How Does a Small Change in Voltage Affect the Power of a Heater?

[cseet]

Hi all,

I really need somebody to explain to me how to work the following problem...

Q:
A 1.50E2 - W heater is designed to operate with an EMF of 120V. If the potential difference across the heater changes by a small amount such as 2.6%, approximately by what factor does the power change? (Hint: approximately the changes with differentials) (unit %).

can somebody kindly explain to to go about it?? thanks
cseet

 

[Doc Al]

The first step is to express the power as a function of voltage. That should be easy. Then you have P = f(V).

Then you approximate the changes as follows:

ΔP = f'(V)ΔV

You can then manipulate this equation to give you the relationship between ΔP/P and ΔV/V. Give it a try.

 

[M98Ranger]

Hi cseet,

I'd be happy to help you with this problem! Let's break it down step by step:

1. First, let's define some terms. EMF stands for electromotive force, which is essentially the potential difference or voltage across a circuit. In this problem, the EMF is given as 120V.

2. Next, we need to understand the concept of power. Power is the rate at which energy is transferred or used, and it is measured in watts (W). In this case, we are dealing with a 1.50E2 - W heater, which means it has a power of 150 watts.

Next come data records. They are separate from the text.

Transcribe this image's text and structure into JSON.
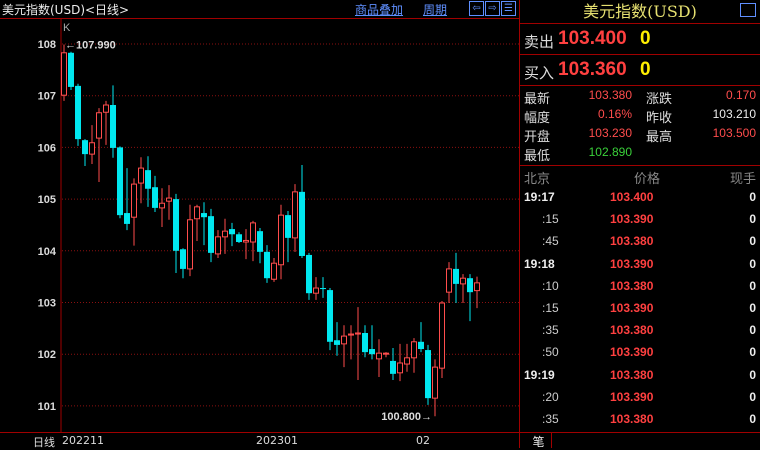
{
  "header": {
    "title": "美元指数(USD)<日线>",
    "overlay_link": "商品叠加",
    "period_link": "周期"
  },
  "right": {
    "title": "美元指数(USD)",
    "ask": {
      "label": "卖出",
      "price": "103.400",
      "volume": "0"
    },
    "bid": {
      "label": "买入",
      "price": "103.360",
      "volume": "0"
    },
    "stats": {
      "latest_label": "最新",
      "latest": "103.380",
      "change_label": "涨跌",
      "change": "0.170",
      "pct_label": "幅度",
      "pct": "0.16%",
      "prev_label": "昨收",
      "prev": "103.210",
      "open_label": "开盘",
      "open": "103.230",
      "high_label": "最高",
      "high": "103.500",
      "low_label": "最低",
      "low": "102.890"
    },
    "ticks_header": {
      "time": "北京",
      "price": "价格",
      "volume": "现手"
    },
    "ticks": [
      {
        "time": "19:17",
        "price": "103.400",
        "vol": "0"
      },
      {
        "time": ":15",
        "price": "103.390",
        "vol": "0"
      },
      {
        "time": ":45",
        "price": "103.380",
        "vol": "0"
      },
      {
        "time": "19:18",
        "price": "103.390",
        "vol": "0"
      },
      {
        "time": ":10",
        "price": "103.380",
        "vol": "0"
      },
      {
        "time": ":15",
        "price": "103.390",
        "vol": "0"
      },
      {
        "time": ":35",
        "price": "103.380",
        "vol": "0"
      },
      {
        "time": ":50",
        "price": "103.390",
        "vol": "0"
      },
      {
        "time": "19:19",
        "price": "103.380",
        "vol": "0"
      },
      {
        "time": ":20",
        "price": "103.390",
        "vol": "0"
      },
      {
        "time": ":35",
        "price": "103.380",
        "vol": "0"
      }
    ],
    "tab": "笔"
  },
  "colors": {
    "up": "#ff4d4d",
    "down": "#00e8f0",
    "grid": "#8a1010",
    "border": "#a00000",
    "link": "#5f8fff"
  },
  "chart_data": {
    "type": "candlestick",
    "indicator_label": "K",
    "period_label": "日线",
    "ylim": [
      100.7,
      108.5
    ],
    "yticks": [
      108,
      107,
      106,
      105,
      104,
      103,
      102,
      101
    ],
    "grid": true,
    "x_tick_labels": [
      {
        "label": "202211",
        "index": 0
      },
      {
        "label": "202301",
        "index": 28
      },
      {
        "label": "02",
        "index": 52
      }
    ],
    "annotations": [
      {
        "text": "←107.990",
        "index": 0,
        "value": 107.99
      },
      {
        "text": "100.800→",
        "index": 53,
        "value": 100.8
      }
    ],
    "candles_ohlc": [
      [
        107.01,
        107.99,
        106.9,
        107.83
      ],
      [
        107.83,
        107.85,
        107.11,
        107.17
      ],
      [
        107.19,
        107.23,
        106.03,
        106.16
      ],
      [
        106.14,
        106.16,
        105.64,
        105.87
      ],
      [
        105.87,
        106.43,
        105.68,
        106.09
      ],
      [
        106.18,
        106.76,
        105.33,
        106.67
      ],
      [
        106.68,
        106.9,
        106.05,
        106.82
      ],
      [
        106.82,
        107.2,
        105.8,
        105.99
      ],
      [
        106.0,
        106.02,
        104.63,
        104.69
      ],
      [
        104.73,
        105.6,
        104.4,
        104.52
      ],
      [
        104.65,
        105.4,
        104.1,
        105.29
      ],
      [
        105.31,
        105.81,
        104.92,
        105.6
      ],
      [
        105.56,
        105.83,
        104.85,
        105.2
      ],
      [
        105.23,
        105.45,
        104.75,
        104.83
      ],
      [
        104.83,
        105.21,
        104.46,
        104.92
      ],
      [
        104.96,
        105.27,
        104.6,
        105.02
      ],
      [
        105.0,
        105.1,
        103.57,
        104.0
      ],
      [
        104.03,
        104.05,
        103.47,
        103.65
      ],
      [
        103.65,
        104.89,
        103.51,
        104.6
      ],
      [
        104.62,
        104.89,
        104.19,
        104.85
      ],
      [
        104.73,
        104.94,
        104.11,
        104.65
      ],
      [
        104.67,
        104.81,
        103.78,
        103.96
      ],
      [
        103.94,
        104.4,
        103.86,
        104.27
      ],
      [
        104.27,
        104.62,
        103.94,
        104.38
      ],
      [
        104.42,
        104.54,
        104.09,
        104.32
      ],
      [
        104.32,
        104.36,
        104.15,
        104.17
      ],
      [
        104.17,
        104.42,
        103.84,
        104.2
      ],
      [
        104.17,
        104.58,
        103.8,
        104.54
      ],
      [
        104.38,
        104.44,
        103.76,
        103.98
      ],
      [
        103.98,
        104.11,
        103.38,
        103.47
      ],
      [
        103.45,
        103.86,
        103.4,
        103.76
      ],
      [
        103.73,
        104.89,
        103.45,
        104.69
      ],
      [
        104.69,
        104.77,
        103.78,
        104.25
      ],
      [
        104.25,
        105.29,
        103.98,
        105.14
      ],
      [
        105.14,
        105.66,
        103.86,
        103.9
      ],
      [
        103.92,
        103.96,
        103.05,
        103.18
      ],
      [
        103.18,
        103.49,
        103.05,
        103.28
      ],
      [
        103.28,
        103.49,
        103.09,
        103.26
      ],
      [
        103.24,
        103.28,
        102.08,
        102.24
      ],
      [
        102.27,
        102.62,
        101.97,
        102.18
      ],
      [
        102.2,
        102.56,
        101.75,
        102.35
      ],
      [
        102.37,
        102.56,
        101.9,
        102.39
      ],
      [
        102.39,
        102.91,
        101.5,
        102.41
      ],
      [
        102.41,
        102.56,
        101.94,
        102.04
      ],
      [
        102.1,
        102.56,
        101.9,
        102.0
      ],
      [
        101.91,
        102.29,
        101.56,
        102.02
      ],
      [
        102.01,
        102.04,
        101.94,
        102.02
      ],
      [
        101.87,
        102.12,
        101.5,
        101.62
      ],
      [
        101.64,
        102.2,
        101.48,
        101.83
      ],
      [
        101.81,
        102.2,
        101.66,
        101.93
      ],
      [
        101.93,
        102.31,
        101.64,
        102.24
      ],
      [
        102.24,
        102.62,
        102.04,
        102.1
      ],
      [
        102.08,
        102.18,
        101.02,
        101.15
      ],
      [
        101.15,
        101.9,
        100.8,
        101.75
      ],
      [
        101.73,
        103.03,
        101.54,
        102.99
      ],
      [
        103.2,
        103.78,
        102.99,
        103.65
      ],
      [
        103.65,
        103.96,
        102.99,
        103.36
      ],
      [
        103.36,
        103.55,
        102.99,
        103.47
      ],
      [
        103.47,
        103.55,
        102.64,
        103.2
      ],
      [
        103.23,
        103.5,
        102.89,
        103.38
      ]
    ]
  }
}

3. Now, let's look at the question. It asks for the change in power when the potential difference changes by 2.6%. The key here is to understand that power is directly proportional to the potential difference. This means that as the potential difference changes, the power will change by the same factor.

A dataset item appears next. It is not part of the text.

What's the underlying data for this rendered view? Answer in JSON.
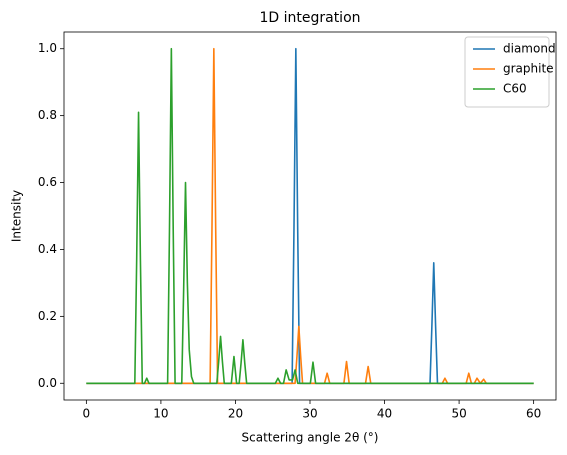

4. To find the change in power, we can use the formula P2/P1 = (V2/V1)^2, where P2 is the new power, P1 is the original power, V2 is the new potential difference, and V1 is the original potential difference. Plugging in the values we have, we get (P2/150) = (122.6/120)^2.

5. Solving for P2, we get P2 = 156.72 watts. This means that the power has increased by a factor of 156.72/150 = 1.045 or 4.5%.

So, to answer the question, when the potential difference changes by 2.6%, the power changes by approximately 4.5%. I hope this explanation helps you understand the problem better. If you have any further questions, please don't hesitate to ask. Good luck!